Data can be uploaded using the standard Jupyter tools - in this case we're going to upload the collected data to the `data` subdirectory.

### Loading Data

To load data we will connect directly to the uploaded database and load what we need from there. Note that we're ordering results by `published_at` - this establishes a sequence of comments for discursis to use when visualising the conversation.

In [None]:
import sqlite3

# Create a connection to the database
conn = sqlite3.connect("data/kitty_thread.db")
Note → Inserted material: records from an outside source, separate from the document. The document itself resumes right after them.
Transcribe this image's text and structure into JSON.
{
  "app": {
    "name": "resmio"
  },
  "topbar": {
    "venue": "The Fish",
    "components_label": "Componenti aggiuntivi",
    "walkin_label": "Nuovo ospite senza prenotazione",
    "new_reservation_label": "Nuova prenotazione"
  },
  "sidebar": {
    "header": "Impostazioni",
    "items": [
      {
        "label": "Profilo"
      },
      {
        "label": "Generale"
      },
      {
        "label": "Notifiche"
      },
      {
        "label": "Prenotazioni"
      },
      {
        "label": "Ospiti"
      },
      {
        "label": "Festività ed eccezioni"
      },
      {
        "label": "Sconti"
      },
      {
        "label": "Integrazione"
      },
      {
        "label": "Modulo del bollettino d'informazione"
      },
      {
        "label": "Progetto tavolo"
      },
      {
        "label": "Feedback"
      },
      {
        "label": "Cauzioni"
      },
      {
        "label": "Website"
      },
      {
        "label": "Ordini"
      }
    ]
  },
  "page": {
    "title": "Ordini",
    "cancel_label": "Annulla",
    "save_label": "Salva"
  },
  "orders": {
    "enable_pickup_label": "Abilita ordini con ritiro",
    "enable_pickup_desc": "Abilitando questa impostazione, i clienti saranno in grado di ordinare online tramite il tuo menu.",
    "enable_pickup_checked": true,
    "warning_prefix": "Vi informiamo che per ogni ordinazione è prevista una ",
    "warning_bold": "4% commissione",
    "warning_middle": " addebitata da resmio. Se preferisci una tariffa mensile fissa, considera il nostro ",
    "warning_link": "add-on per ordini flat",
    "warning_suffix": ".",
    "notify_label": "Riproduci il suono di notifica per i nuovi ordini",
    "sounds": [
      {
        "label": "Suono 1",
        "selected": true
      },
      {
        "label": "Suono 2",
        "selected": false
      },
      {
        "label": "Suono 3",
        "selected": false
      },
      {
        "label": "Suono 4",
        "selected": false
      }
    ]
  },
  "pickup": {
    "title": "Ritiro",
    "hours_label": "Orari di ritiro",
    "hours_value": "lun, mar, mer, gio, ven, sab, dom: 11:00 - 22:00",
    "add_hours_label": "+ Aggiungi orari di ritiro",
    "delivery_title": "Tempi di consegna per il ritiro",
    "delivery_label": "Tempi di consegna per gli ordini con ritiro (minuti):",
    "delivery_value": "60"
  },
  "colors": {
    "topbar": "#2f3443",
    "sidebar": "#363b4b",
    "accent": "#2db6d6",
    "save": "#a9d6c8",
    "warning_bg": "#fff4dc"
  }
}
# Note that we need to order by a data - as we need the *sequence* of comments on the page 
# Resetting 
data = pd.read_sql_query("select * from comments order by published_at", conn)
data.reset_index(inplace=True)

data.head()

### Preparing the Conversation

As before, we'll prepare the conversation object - note that we're mapping the YouTube `author_name` as the "speaker", and the `text_original` column as the text for Discursis to use. 

In [None]:
conversation = Conversation(
    data=data,
    text_column="text_original",
    speaker_column="author_name",
    id_column="index",
    language_model="en_core_web_sm",
)
conversation

#### Investigation

As before let's take a look at the common terms in the dataset.

In [None]:
conversation.get_most_common_terms(n=50)

And you'll notice that "etc" is a common word, so let's remove that:

In [None]:
conversation.add_stopword("etc")
conversation.get_most_common_terms(50)

### Create and Visualising the Similarity Model

We'll follow the same steps as earlier to create and then visualise the similarity model.

In [None]:
concept_model = ConceptSimilarityModel(
    conversation, key_terms=50, sentence_window_size=3
)

concept_similarity = concept_model.get_conversation_similarity()
concept_model.key_terms

In [None]:
discursis_plot = ConversationPlot(
    conversation, 
    similarity_matrix=concept_similarity,
    threshold=0.5,
)
discursis_plot.show()

### Looking Deeper with Concordance

In [None]:
data = prepare_text_df(data, text_column="text_original", id_column="index")
widget = ConcordanceWidget(data, results_per_page=10)
widget.show()